First, the cost piece:
CBO found that the initial projected cost of Obamacare was a bit off… It’s actually going to cost double. The initial cost was billed at $940 billion over ten years. CBO now predicts the actual cost over ten years will be closer to $1.76 trillion. How did this happen? Accounting gimmicks for one.
What do I mean by that? First, consider the basic “pay for” scheme. For accounting purposes, ten years of estimated tax revenue were used to cover six years of actual program spending.
Why do that? The CBO estimates the net cost of all policy proposals in ten year windows starting in the current year. By setting up the scheme the way the administration did, they could make it look “budget neutral” by starting the taxes years before the started the spending portion of the program.
This is why the cost estimate is going up so much: When Obamacare was signed into law, CBO’s ten-year budget window went from 2010 to 2020. Now, two years later, the budget window goes from 2012 to 2022. As a result, we’re starting to get a picture of the true ten-year cost – not the gimmick cost used to make the proposal look smaller than it really was. We now have eight years of spending in the budget window instead of the initial six. Next year we’ll have nine years of spending instead of the initial six. And finally in 2014, you’ll get the official government estimate of the full ten year cost of Obama’s program.
As Nancy Pelosi once infamously said, you have to pass the bill to find out what’s in it. It seems like in this case, you have to fully implement the law to get the true estimate of what it’s going to cost.
Those schemes might pass the CBO, but they don’t pass the sniff test.
It wasn’t just the tax revenue versus spending that they gamed with. The overall Obamacare proposal also included some funny money programs like a long-term care insurance that the administration knew full well would never be practical to implement. Even though they never actually planned to implement the policy, they got the CBO to count the “expected” premium revenue as paying for the overall cost of the bill.
The scheme was simple: count the revenues that will come in during the ten-year budget window for benefits that wouldn’t be paid out until after the ten-year window… voila… extra revenue to pay for your legislation. The Obama administration has readily admitted that the long term care insurance part of their law isn’t workable and they have said publicly that they won’t even try to implement it.

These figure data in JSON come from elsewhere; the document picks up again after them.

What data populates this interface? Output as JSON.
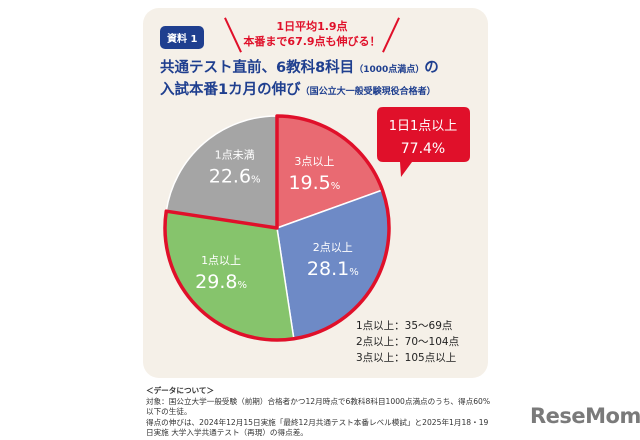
{
  "badge": "資料 1",
  "headline": {
    "line1": "1日平均1.9点",
    "line2": "本番まで67.9点も伸びる！"
  },
  "title": {
    "line1": "共通テスト直前、6教科8科目",
    "line1_note": "（1000点満点）",
    "line1_end": "の",
    "line2": "入試本番1カ月の伸び",
    "line2_note": "（国公立大一般受験現役合格者）"
  },
  "chart_data": {
    "type": "pie",
    "start": "12 o'clock, clockwise",
    "slices": [
      {
        "label": "3点以上",
        "value": 19.5,
        "color": "#e96a72"
      },
      {
        "label": "2点以上",
        "value": 28.1,
        "color": "#6e8ac6"
      },
      {
        "label": "1点以上",
        "value": 29.8,
        "color": "#86c46c"
      },
      {
        "label": "1点未満",
        "value": 22.6,
        "color": "#a5a5a5"
      }
    ],
    "unit": "%",
    "highlight": {
      "label": "1日1点以上",
      "value": "77.4%",
      "color": "#e0102a"
    }
  },
  "legend": [
    "1点以上：35〜69点",
    "2点以上：70〜104点",
    "3点以上：105点以上"
  ],
  "notes": {
    "heading": "＜データについて＞",
    "lines": [
      "対象：国公立大学一般受験（前期）合格者かつ12月時点で6教科8科目1000点満点のうち、得点60%以下の生徒。",
      "得点の伸びは、2024年12月15日実施「最終12月共通テスト本番レベル模試」と2025年1月18・19日実施 大学入学共通テスト（再現）の得点差。"
    ]
  },
  "logo": "ReseMom"
}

They still want to keep in on the books though. This doesn’t make any sense.
Next week, I’m going to lead the House debate on legislation that would reform the medical malpractice policies that are driving up healthcare costs for everybody. Needless to say, the President’s law skipped over this obvious piece.
The bill I’m leading the debate on will also repeal the Independent Payment Advisory Board (IPAB) – otherwise known as the unelected bunch of bureaucrats who are going to be given the authority to decide which procedures and treatments you’ll be allowed under the government healthcare plan when it take effect in 2014.
There is a good deal of bipartisan consensus on both of these issues, so hold your breath and let’s hope Congress can work together again. The House passed the JOBS Act a couple weeks ago with almost four hundred votes and it looks like we might be on a roll.